Salut
De nos jours la fidélité sexuelle et sentimentale est très valorisée par la société, du fait de la progression des idées féministes et romantiques.
Pour ma part, ma position sur le mariage, l'amour et la sexualité est la position de la Noblesse d'Ancien Régime. Je suis en faveur de la fidélité institutionnelle, car elle produit une stabilité nécessaire à l'éducation des enfants et à la production économique. C'est pour celà que je suis favorable au mariage. Un mariage d'intérêts, ce qui n'implique pas une absence d'amitié entre les époux bien sûr.

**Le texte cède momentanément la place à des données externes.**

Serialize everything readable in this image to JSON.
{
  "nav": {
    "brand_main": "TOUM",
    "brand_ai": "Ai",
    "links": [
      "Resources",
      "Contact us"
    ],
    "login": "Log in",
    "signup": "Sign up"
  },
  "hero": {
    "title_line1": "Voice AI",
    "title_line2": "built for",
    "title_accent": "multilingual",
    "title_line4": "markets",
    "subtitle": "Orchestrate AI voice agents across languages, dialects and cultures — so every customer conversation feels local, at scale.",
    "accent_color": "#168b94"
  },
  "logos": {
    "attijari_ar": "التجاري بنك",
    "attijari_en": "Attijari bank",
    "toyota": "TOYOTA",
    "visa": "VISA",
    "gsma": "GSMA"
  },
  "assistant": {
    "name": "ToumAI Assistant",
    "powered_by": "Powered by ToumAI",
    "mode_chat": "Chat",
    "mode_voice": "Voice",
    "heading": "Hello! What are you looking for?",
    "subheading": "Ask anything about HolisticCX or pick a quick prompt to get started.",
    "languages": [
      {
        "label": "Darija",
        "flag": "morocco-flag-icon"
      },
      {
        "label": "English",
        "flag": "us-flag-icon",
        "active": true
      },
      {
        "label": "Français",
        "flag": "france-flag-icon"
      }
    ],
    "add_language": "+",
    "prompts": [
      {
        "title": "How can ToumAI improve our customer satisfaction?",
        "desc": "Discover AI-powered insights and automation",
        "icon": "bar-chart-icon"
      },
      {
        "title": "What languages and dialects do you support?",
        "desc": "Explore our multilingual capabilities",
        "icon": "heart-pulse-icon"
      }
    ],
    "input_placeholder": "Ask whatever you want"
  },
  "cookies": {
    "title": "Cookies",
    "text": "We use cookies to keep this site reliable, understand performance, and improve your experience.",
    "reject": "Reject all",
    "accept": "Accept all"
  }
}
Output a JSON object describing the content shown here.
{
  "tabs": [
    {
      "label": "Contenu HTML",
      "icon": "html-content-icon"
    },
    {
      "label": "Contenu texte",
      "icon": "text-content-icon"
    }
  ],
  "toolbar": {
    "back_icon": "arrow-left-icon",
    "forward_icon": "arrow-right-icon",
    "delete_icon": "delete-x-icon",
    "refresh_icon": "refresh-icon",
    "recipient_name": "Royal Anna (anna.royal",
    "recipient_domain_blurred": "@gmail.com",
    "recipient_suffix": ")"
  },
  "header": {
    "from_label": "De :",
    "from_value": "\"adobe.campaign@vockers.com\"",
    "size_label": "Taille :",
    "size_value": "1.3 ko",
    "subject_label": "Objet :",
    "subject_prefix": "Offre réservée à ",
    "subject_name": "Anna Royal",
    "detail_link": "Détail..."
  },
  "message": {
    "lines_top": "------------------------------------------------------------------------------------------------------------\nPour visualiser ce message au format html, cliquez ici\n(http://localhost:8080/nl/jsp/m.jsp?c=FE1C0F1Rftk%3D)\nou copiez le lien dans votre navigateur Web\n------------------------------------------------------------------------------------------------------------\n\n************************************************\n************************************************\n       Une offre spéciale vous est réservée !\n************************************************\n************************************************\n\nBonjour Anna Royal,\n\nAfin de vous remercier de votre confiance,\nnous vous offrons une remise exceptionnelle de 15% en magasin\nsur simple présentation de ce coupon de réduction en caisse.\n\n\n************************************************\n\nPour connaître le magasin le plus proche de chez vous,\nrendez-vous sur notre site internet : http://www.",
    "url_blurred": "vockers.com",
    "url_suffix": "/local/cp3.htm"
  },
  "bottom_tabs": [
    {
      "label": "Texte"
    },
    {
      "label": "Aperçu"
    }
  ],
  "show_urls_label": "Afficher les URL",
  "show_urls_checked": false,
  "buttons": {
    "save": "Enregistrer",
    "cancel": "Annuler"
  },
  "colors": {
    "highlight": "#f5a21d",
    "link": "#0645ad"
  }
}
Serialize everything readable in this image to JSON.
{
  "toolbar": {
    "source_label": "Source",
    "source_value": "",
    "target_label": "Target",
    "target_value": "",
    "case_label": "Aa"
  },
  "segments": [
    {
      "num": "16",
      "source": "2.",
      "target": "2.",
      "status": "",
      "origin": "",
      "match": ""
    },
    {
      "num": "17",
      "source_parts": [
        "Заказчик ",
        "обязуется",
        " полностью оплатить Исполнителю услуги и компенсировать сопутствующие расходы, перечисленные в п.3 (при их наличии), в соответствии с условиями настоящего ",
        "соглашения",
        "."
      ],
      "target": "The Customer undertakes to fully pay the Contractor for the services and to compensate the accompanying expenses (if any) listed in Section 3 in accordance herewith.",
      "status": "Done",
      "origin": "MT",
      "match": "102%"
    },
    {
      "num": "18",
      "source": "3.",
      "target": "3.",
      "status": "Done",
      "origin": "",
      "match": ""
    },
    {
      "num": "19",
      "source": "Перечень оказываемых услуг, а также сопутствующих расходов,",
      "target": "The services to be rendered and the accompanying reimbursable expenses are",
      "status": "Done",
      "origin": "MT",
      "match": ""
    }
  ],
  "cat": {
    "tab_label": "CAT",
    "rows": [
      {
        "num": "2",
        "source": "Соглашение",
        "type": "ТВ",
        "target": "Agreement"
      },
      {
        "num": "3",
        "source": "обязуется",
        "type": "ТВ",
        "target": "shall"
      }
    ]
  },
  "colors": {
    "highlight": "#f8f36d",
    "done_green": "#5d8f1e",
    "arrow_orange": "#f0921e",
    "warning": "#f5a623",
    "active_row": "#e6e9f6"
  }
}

Le mariage doit servir à fonder l'unité de base économique de la société qui est la famille, il ne doit donc pas être fondé sur l'amour. Pourquoi ? car l'amour est par nature instable et non pérenne. Le mariage d'amour se termine souvent par un divorce, un éclatement de la cellule familiale, ce qui pose des difficultés au niveau de l'éducation des enfants et produit un affaiblissement économique ainsi que des problèmes de justice, de logement et une empreinte écologique plus marquée.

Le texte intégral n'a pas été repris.